La confession publique de M. Labonté a cependant eu l'effet d'un catalyseur. Il ne s'agissait plus simplement d'entrepreneurs sans scrupules qui s'étaient acoquinés avec quelques politiciens et fonctionnaires véreux, mais d'un problème beaucoup plus profond. À l'entendre, tout le système était pourri jusqu'à la moelle.
Depuis un bon-demi siècle, jamais une campagne municipale n'avait atteint une telle intensité dramatique. Même Louise Harel, dont personne n'avait douté de l'intégrité en vingt-cinq ans de vie politique, a été éclaboussée de façon irrémédiable.

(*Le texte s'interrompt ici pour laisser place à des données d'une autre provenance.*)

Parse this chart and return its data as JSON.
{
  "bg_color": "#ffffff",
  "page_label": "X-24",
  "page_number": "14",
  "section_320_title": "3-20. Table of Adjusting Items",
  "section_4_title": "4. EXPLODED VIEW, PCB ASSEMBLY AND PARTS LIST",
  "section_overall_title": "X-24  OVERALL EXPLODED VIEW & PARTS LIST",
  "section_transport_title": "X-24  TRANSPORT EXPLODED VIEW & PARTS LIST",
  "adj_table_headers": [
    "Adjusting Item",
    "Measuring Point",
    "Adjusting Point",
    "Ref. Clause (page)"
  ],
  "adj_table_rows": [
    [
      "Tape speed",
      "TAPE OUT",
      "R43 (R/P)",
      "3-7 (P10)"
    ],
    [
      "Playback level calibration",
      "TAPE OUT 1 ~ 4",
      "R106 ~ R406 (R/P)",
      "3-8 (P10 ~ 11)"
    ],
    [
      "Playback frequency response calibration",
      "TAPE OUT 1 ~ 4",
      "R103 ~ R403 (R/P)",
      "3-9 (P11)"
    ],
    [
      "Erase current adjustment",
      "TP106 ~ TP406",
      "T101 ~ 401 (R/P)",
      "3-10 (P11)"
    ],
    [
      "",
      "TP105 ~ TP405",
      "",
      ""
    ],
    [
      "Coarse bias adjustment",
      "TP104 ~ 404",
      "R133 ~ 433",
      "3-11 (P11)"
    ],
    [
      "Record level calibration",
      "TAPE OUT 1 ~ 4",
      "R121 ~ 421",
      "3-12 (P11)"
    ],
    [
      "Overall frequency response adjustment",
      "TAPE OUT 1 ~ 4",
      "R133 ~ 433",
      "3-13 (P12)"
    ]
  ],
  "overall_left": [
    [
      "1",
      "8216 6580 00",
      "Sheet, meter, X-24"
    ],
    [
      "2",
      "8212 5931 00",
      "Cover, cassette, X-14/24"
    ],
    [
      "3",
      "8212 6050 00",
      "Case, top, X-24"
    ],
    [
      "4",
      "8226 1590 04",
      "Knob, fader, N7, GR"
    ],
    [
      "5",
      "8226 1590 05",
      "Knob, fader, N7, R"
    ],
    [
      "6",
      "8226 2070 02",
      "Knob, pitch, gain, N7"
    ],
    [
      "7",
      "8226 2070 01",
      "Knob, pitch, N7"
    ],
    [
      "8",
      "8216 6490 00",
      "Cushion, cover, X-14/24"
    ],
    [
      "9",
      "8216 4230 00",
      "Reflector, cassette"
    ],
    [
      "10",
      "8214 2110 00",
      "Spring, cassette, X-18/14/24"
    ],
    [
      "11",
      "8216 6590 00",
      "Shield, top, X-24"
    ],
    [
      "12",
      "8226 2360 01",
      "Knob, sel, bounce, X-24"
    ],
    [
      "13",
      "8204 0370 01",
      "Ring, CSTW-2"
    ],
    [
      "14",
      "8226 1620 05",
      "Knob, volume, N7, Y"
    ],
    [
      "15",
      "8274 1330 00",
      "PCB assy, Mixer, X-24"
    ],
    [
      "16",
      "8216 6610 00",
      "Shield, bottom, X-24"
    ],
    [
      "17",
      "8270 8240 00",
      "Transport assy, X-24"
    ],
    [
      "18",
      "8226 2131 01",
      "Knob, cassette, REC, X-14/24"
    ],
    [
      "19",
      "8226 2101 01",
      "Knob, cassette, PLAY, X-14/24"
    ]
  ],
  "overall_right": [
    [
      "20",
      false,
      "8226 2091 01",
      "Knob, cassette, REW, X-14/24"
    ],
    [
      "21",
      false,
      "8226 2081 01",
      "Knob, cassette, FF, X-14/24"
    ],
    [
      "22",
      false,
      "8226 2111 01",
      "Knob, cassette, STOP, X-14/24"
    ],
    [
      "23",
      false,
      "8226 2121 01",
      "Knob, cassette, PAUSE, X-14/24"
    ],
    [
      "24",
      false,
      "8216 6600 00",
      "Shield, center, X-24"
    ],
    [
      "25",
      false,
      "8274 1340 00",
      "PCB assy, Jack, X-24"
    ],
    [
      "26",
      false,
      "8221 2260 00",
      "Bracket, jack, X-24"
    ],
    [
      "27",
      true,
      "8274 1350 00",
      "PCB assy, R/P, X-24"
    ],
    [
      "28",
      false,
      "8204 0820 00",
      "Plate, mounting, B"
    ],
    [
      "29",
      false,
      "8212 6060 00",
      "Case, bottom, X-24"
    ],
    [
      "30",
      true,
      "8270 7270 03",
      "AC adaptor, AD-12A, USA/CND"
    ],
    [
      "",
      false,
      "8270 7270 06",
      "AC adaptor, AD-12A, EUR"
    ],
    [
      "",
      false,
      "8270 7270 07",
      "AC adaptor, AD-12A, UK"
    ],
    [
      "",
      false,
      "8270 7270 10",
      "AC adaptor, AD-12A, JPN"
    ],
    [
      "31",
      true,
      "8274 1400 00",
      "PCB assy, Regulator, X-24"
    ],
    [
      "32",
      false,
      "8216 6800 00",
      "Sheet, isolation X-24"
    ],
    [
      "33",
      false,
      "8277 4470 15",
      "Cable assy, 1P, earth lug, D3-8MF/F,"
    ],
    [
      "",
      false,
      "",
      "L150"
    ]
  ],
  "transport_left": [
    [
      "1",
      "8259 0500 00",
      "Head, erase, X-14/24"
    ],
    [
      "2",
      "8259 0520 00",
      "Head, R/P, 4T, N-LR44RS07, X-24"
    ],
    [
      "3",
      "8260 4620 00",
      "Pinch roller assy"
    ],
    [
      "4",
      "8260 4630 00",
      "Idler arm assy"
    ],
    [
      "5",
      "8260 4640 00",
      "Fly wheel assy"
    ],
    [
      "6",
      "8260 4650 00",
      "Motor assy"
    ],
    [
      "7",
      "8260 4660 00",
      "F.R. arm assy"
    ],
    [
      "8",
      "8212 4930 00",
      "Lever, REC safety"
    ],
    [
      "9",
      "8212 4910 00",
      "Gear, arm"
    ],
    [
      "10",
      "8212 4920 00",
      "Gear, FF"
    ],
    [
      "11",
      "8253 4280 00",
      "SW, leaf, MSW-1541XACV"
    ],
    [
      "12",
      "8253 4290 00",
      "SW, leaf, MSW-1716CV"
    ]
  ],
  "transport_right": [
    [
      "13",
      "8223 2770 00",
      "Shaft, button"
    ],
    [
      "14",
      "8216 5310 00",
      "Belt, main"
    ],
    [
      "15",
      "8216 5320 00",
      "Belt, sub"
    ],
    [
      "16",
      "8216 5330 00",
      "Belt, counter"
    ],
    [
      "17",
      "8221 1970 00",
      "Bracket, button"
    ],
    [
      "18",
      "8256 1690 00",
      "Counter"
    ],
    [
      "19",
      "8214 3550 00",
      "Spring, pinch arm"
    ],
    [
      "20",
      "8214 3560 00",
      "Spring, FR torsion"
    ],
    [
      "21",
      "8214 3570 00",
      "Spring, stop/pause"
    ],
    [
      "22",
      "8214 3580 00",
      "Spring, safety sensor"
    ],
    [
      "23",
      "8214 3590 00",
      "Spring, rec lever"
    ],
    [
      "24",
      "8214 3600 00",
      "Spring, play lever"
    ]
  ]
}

Comment croire qu'elle ignorait tout des squelettes enfermés dans le placard de son principal lieutenant, qu'elle destinait à la présidence du comité exécutif? Le taux de participation anémique à l'élection du 2 novembre a traduit un immense désabusement envers la politique.
À peine quelques jours après que M. Harper a été désigné personnalité de l'année au pays, il était certainement choquant de le voir proroger la session parlementaire à Ottawa, simplement pour éviter d'avoir à rendre des comptes sur le sort des prisonniers afghans.
Il n'est pas tellement plus réjouissant de penser que la personnalité la plus marquante de l'année au Québec est l'homme par lequel le scandale est arrivé, mais il est encore plus désolant de voir les efforts déployés par le gouvernement Charest pour tenter de noyer le poisson.